Wisconsin Assembly Speaker Robin Vos fired Michael Gableman more than a year after hiring the former Wisconsin Supreme Court justice to investigate the 2020 election amid allegations of fraud and irregularities.
“After having many members of our caucus reach out to me over the past several days, it is beyond clear to me that we only have one choice in this matter, and that’s to close the Office of Special Counsel,” Vos said. “For those like me who remain concerned about ensuring we have election integrity, we have a simple solution; to focus on our efforts to elect a Republican governor in November so we can pass the bills that were vetoed by Governor Evers.”
“This ends your employment by and association with the Wisconsin State Assembly,” Vos wrote.
In a robocall for Vos’s opponent, Adam Steen, a day before the Aug. 9 primary election, Gableman alleged that Vos “never wanted a real investigation into the 2020 election in Wisconsin.”
“Everything that my office and I have been able to do to expose all the corruption that took place has been in spite of Robin and not because of him,” Gableman said.
Biden, a Democrat, was declared the winner of Wisconsin’s popular vote by 0.6 percent, or nearly 21,000 votes.
Election Investigation Paused Since May
Vos put Gableman’s investigation on hold in May, pending the resolution or settlement of at least five ongoing lawsuits related to the investigation.Three lawsuits were related to Gableman’s capacity as an investigator to compel testimony from local officials and elections officials in the state after he filed subpoenas against the head of the Wisconsin Elections Commission (WEC)—which administers and enforces election laws in the state—and the mayors of several major cities.
Vos said in May that Gableman’s salary of $11,000 a month would be cut in half during the investigation’s pause.

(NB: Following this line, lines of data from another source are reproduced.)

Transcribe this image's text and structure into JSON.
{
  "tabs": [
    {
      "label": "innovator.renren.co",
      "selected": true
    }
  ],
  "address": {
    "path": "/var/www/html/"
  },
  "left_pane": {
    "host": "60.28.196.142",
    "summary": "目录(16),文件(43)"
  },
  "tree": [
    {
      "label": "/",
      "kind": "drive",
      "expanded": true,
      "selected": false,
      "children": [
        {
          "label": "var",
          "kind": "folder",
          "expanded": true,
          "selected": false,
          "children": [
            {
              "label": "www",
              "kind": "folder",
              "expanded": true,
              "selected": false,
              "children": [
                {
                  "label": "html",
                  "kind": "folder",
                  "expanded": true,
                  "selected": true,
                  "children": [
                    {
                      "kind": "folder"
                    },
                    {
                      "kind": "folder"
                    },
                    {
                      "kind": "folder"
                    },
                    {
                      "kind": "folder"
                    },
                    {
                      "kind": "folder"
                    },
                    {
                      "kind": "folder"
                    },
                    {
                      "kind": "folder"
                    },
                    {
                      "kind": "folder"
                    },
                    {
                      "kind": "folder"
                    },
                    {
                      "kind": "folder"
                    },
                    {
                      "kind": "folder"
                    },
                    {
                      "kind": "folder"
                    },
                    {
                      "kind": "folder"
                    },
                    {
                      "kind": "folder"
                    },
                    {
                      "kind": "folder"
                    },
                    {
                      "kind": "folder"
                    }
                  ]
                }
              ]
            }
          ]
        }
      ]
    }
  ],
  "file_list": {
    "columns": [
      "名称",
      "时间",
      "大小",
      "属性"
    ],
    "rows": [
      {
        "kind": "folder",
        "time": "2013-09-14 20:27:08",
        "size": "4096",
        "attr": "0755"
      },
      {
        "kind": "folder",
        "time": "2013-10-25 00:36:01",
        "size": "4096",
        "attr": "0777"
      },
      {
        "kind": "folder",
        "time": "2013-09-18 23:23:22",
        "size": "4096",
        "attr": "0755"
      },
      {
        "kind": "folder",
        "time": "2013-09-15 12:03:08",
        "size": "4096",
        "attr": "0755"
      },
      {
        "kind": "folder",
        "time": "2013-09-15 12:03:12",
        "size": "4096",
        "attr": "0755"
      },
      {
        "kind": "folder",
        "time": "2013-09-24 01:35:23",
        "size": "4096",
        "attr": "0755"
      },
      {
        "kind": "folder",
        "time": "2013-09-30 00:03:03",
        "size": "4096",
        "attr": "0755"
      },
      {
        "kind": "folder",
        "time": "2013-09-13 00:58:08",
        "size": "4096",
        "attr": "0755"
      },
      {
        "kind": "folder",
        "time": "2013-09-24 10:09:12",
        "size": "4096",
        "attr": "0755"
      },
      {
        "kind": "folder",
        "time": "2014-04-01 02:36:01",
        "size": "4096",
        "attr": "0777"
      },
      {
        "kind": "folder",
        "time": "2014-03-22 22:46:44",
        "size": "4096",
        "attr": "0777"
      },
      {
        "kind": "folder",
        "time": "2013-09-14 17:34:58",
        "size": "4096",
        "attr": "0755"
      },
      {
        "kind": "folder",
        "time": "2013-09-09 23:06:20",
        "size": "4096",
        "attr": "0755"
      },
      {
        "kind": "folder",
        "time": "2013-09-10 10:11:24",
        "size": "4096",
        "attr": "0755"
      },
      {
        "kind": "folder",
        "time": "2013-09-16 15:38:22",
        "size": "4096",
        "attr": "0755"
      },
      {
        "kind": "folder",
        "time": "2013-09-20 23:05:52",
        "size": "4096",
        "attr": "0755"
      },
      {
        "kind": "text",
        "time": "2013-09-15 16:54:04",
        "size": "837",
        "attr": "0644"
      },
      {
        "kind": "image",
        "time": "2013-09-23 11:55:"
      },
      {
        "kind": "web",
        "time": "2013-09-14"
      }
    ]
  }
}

Gableman’s contract had been renewed in March, April, and May, with the latest contract having no expiration date but stating that either Vos or Gableman could terminate the agreement via written notice.
Massive Misconduct in 2020 Election: Report
In an interim report released on March 1 (pdf), Gableman said numerous instances of lawbreaking occurred in Wisconsin during the 2020 election and suggested that Wisconsin lawmakers should “take a very hard look” at decertifying Biden’s win in the state by pulling back Wisconsin’s 10 Electoral College votes.He wrote in the report that there had been numerous votes cast by mentally incompetent nursing home residents, noncitizens, and ineligible felons. He also wrote that municipal and county clerks violated state law by using unstaffed absentee ballot drop boxes.
The former justice alleged that the WEC had violated state laws by issuing unlawful guidance to local election officials, telling them to disregard state statutes that regulate absentee voting.
Gableman also expressed concerns that private grant money from a Mark Zuckerberg-backed foundation had influenced municipal officials in Wisconsin’s five largest cities, with most of the millions of dollars being spent on voter registration drives, absentee voter efforts, and “Get Out the Vote” campaigns designed to serve certain favored groups, which he said violated equal protection clauses of the state and federal constitution “by failing to treat all voters the same in the same election.”
In a list of suggested reforms, Gableman recommended that the WEC be abolished, that outside money and personnel be barred from involvement in election administration, and that local election officials be better trained to understand their powers, duties, and rights. He also presented the legal rationale for decertifying Wisconsin’s 10 electors who voted for President Joe Biden.
The March report was the last one delivered to the state Legislature before Gableman’s termination on Aug. 12.
That same day, Gableman wrote to Vos saying that decertification would potentially present so many challenges that decertification would be a “practical impossibility.”
“While decertification of the 2020 presidential election is theoretically possible, it is unprecedented and raises numerous substantial constitutional issues that would be difficult to resolve. Thus, the legal obstacles to its accomplishment render such an outcome a practical impossibility,” Gableman wrote.